Wednesday, December 13, 2006


When I was in seminary, the line was that funerals were "better" than weddings. I don't remember hearing an actual person say it, but I know it was the common wisdom.

I have now officiated at a number of each. Because I require premarital counseling with me, I've spent a lot of time with couples. And because I usually don't know the deceased, I've spent a goodly amount of time with the bereaved. Here's what I know:
  • Engaged people lie. A lot. They lie to each other and they lie to me. Most of the time they don't realize they're doing it.
  • Bereaved people lie. They do it to protect the good memories, and so as to not affront anyone.
  • Engaged people are focused on the wedding day. The rest is too hard to contemplate, and a great unknown.
  • Bereaved people are focused on the funeral. The rest is too hard to contemplate, and they fear they do know it.

But everyone is relieved, for a moment, when the event is over. And God attends every wedding and funeral God is invited to.

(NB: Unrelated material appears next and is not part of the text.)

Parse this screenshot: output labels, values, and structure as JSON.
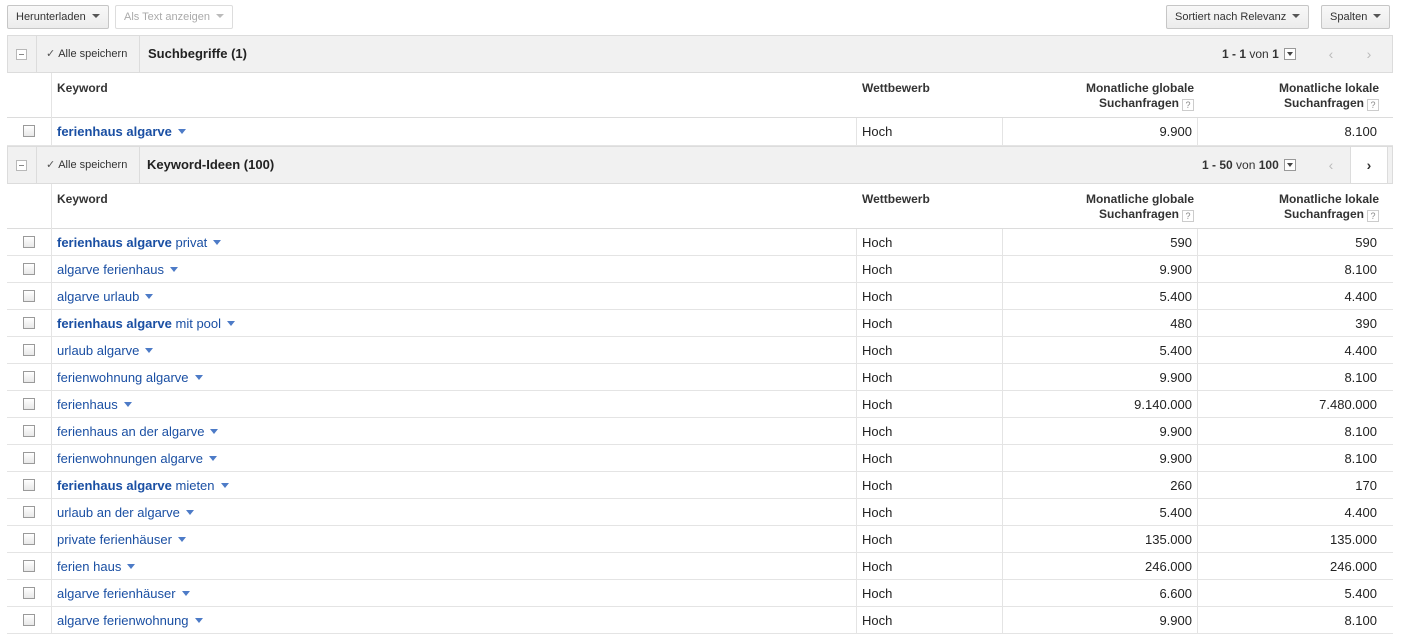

A couple of weeks ago, a woman attended our worship service for the first time. She looked vaguely familiar, but since she was sitting with a woman I knew I figured I'd met her before. Turns out I'd performed her wedding a couple of years back, and that the marriage had broken up, for all the reasons I'd warned them about. She hadn't remembered that this was "my" church, and I hadn't remembered her. She came and left, lightly.

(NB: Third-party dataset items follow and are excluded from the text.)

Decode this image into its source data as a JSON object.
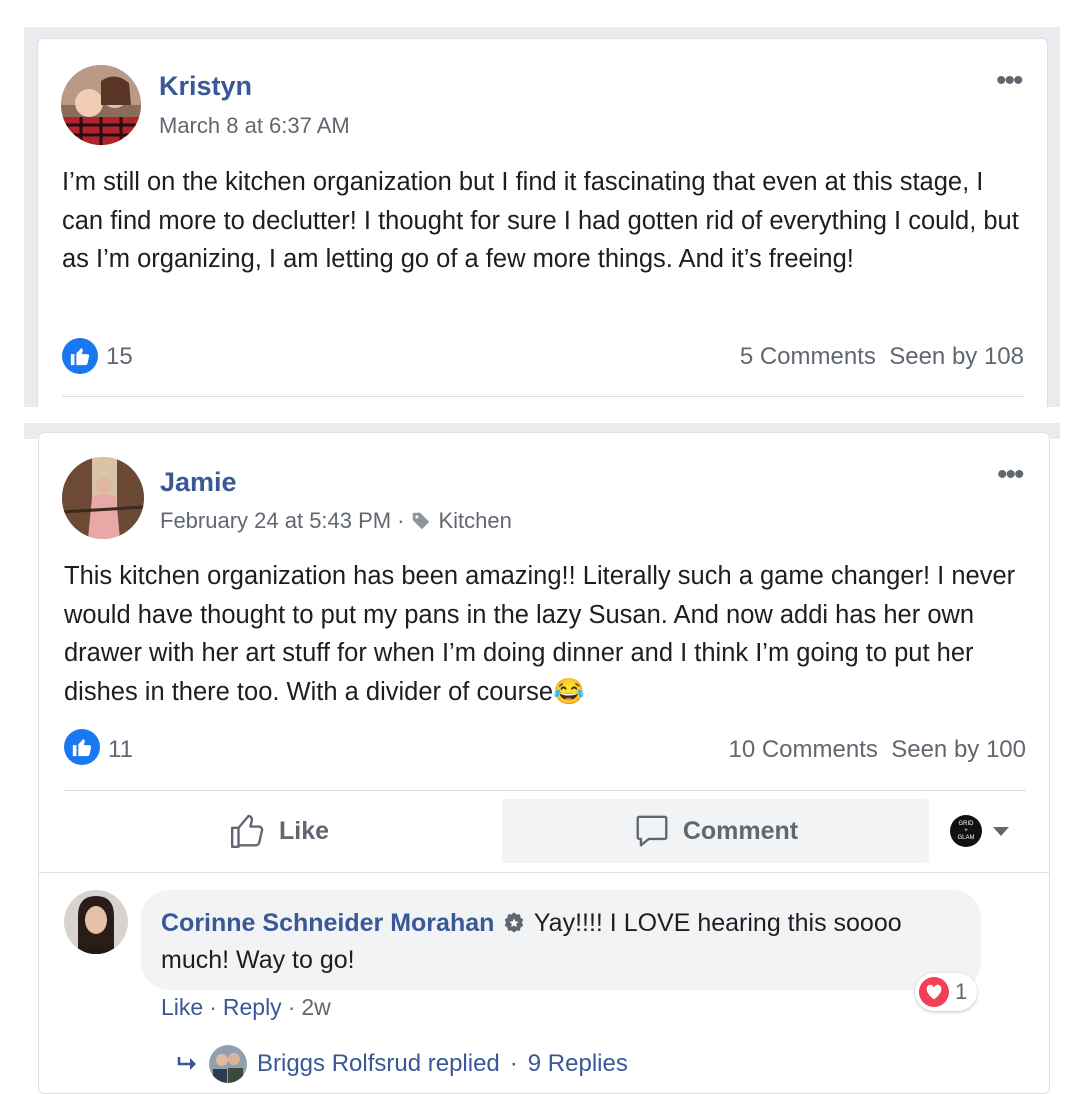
{
  "posts": [
    {
      "author": "Kristyn",
      "timestamp": "March 8 at 6:37 AM",
      "more": "•••",
      "text": "I’m still on the kitchen organization but I find it fascinating that even at this stage, I can find more to declutter! I thought for sure I had gotten rid of everything I could, but as I’m organizing, I am letting go of a few more things. And it’s freeing!",
      "likes": "15",
      "comments": "5 Comments",
      "seen": "Seen by 108"
    },
    {
      "author": "Jamie",
      "timestamp": "February 24 at 5:43 PM",
      "meta_sep": "·",
      "tag": "Kitchen",
      "more": "•••",
      "text": "This kitchen organization has been amazing!! Literally such a game changer! I never would have thought to put my pans in the lazy Susan. And now addi has her own drawer with her art stuff for when I’m doing dinner and I think I’m going to put her dishes in there too. With a divider of course",
      "emoji": "😂",
      "likes": "11",
      "comments": "10 Comments",
      "seen": "Seen by 100",
      "actions": {
        "like": "Like",
        "comment": "Comment",
        "page_logo_text": "GRID + GLAM"
      }
    }
  ],
  "comment": {
    "author": "Corinne Schneider Morahan",
    "text": "Yay!!!! I LOVE hearing this soooo much! Way to go!",
    "like": "Like",
    "sep1": "·",
    "reply": "Reply",
    "sep2": "·",
    "age": "2w",
    "reaction_count": "1",
    "replies_author": "Briggs Rolfsrud replied",
    "replies_sep": "·",
    "replies_count": "9 Replies"
  },
  "colors": {
    "link": "#385898",
    "like_blue": "#1877f2",
    "love_red": "#f33e58",
    "meta_gray": "#616770",
    "band_gray": "#e9ebee"
  },
  "icons": [
    "more-icon",
    "like-badge-icon",
    "tag-icon",
    "thumbs-up-icon",
    "comment-icon",
    "caret-down-icon",
    "love-icon",
    "reply-arrow-icon",
    "verified-badge-icon"
  ]
}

We held a funeral on Monday for a woman I had never met. Her husband is a sweet and good man, broken by the loss of his wife. He had the funeral at our church campus because he and his wife had been married there 20 years ago. The pastor at that time basically told him he needed to shape up and be a man to his wife. And he was, and he said goodbye to her Monday.

I can't say I prefer funerals, but I know that God is asked to attend them more often.

Tuesday, December 12, 2006

Christmas presence

My lovely husband keeps asking me what I want for Christmas. I already circled the slippers in the Lands' End catalog, but I think he wants another answer. I told him I want a full day off, but that's not what he's looking for either. An esthetician appointment? No.

"What do you want for Christmas? What present?"

What present, indeed.

Here's what I want for Christmas:
  • I want to see God. Not just "God in another human being's face", not a namaste moment. I want to see God ("and live", would be nice too).
  • I want all the people who are grieving to get a break. There's so much grief around right now, and it hurts. A selfish request, but it's my present list, after all.
  • I want to be fearless.
  • I want to know whether God has a child for us in the plan. Either way is fine, but I'd like to know.
  • I want the seven or eight children in our church who I really worry and pray about to find one good adult to guide and love them.
  • I want the adults in our church whose pain is so buried that they're destroying themselves to sit down and dig -- and to let someone be with them in it. I want them to want healing.
  • I want our country to gain some perspective and humility, and our President to listen to people who disagree with him.
  • I want more time with my lovely husband.

I want Presence in the present.

But shoes are always good too.

Monday, December 11, 2006

Inside is winter

The only excuse for not posting is lack of discipline. Christmas season is busy for church people, but it's busy for everyone.

My nonChristian friends are often just as busy as I am, or more. They're shopping and baking and making their homes fancy and fanciful. I have visited friends in mid-December, and stepped into former apartments or hovels or houses that had become winter wonderlands. Why is it that we in warm climates do what we can to simulate German landscapes, with fir boughs and holly and pine cones? And those in colder climes bring simulated snow into their living rooms, as if they regretted the heat they so dearly pay for?

Perhaps we bring winter inside to warm our hearts. With what shall we warm the world?

Time to start writing again. Keep me at it, okay?